Read this story on Broken Arrow Sentinel here. 

After heavy rain a couple of weeks ago, a torrent of water and silt coming from the 50-foot buffer for the proposed Spring Creek Crossing development entered the neighboring Southfork Estates neighborhood just to the east.

Some residents said flooding caused has progressively gotten worse this spring after two rainstorms hit the area. Many of them fought the development over the last year over flooding and traffic concerns, but the project was eventually approved.

Spring Creek Crossing is proposed to be 37 acres and 132 housing units along Tucson Street, just west of Lynn Lane Road. The City Council voted Tuesday to table approval of the final plat for the project until the concerns were addressed.

Broken Arrow resident Dustin Fletcher, who lives in Southfork Estates, showed video of water and dirt flowing down his street, some of it entering his patio and outdoor structure. Other homes had a deluge of muddy water sitting in front of their homes.

Fletcher said he and neighbors were on record numerous times during Planning Commission and City Council meetings expressing concerns about flooding and their worst fears came true.

“I think there are a lot of questions with the grading and engineering that has come into play,” Fletcher told the City Council. “At the end of the day, I don’t have any answers, but something has to be done.”

The site developers were supposed to install silt fencing and follow best practices for stormwater management when groundwork began.

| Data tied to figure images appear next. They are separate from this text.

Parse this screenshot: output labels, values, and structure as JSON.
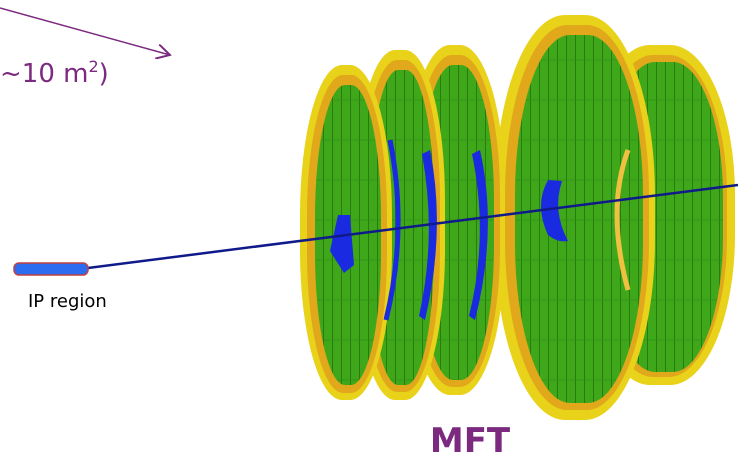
{
  "area_label": {
    "text": "~10 m",
    "sup": "2",
    "close": ")"
  },
  "ip_label": "IP region",
  "detector_label": "MFT"
}
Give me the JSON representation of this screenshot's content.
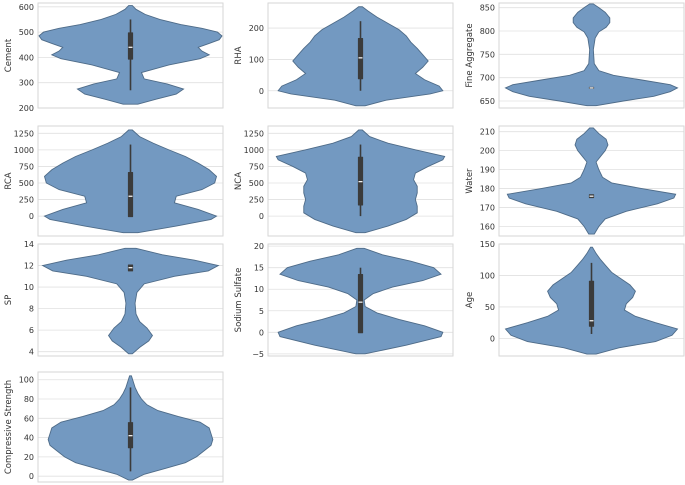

Ward 2 City Council member Justin Green, who lives in the area, said silt fencing for the project only went up a few weeks ago, even though construction work has been ongoing for months.

Megan Pasco, an engineer for Tulsa-based Tanner Consulting, said she hadn’t heard any concerns from neighbors about flooding until Tuesday before the meeting. She questioned whether residents might have reached out to the future home developer, rather than the site builder, leading to confusion about the responsible party.

City Manager Michael Spurgeon said the flooding issues were only brought to his attention on Tuesday as well and he would direct staff provide the firm building the site a list of steps needed to address the problem in a certain timeframe.

Pasco said Tanner Consulting was “doing the best we can” to mitigate the runoff and added “the conditions out there today will not be the final conditions. Construction is painful process to get through, and the contractor and developer are under obligation to do the best they can to mitigate these things and to address those concerns as they happen.”

Pasco added the final site design will redirect a sunstantial portion of water flow away from the Southfork neighborhood. “We did think about these things in the engineering design,” she said.

Spurgeon said seeing the photos and video of muddy floodwaters in the adjacent neighborhood was “infuriating” to him. “I have a hard time accepting ‘be we can,’” Spurgeon told Pasco. “You have residents here and others who are concerned and I think your responsibility is to basically follow the code.”

At-Large City Council member Johnnie Parks said measures to control runoff should have been in place before the spring rains hit.

“I’ve not seen a job in the last few years where that much silt came off the roadways where it hasn’t before,” he said. “The dirt is going to have to be moved if it builds up enough.”

City officials said some residents may not understand the home builder in a project may be different than the site developer, and if there are any concerns with work going on they should contact the city, rather than trying to reach the developer.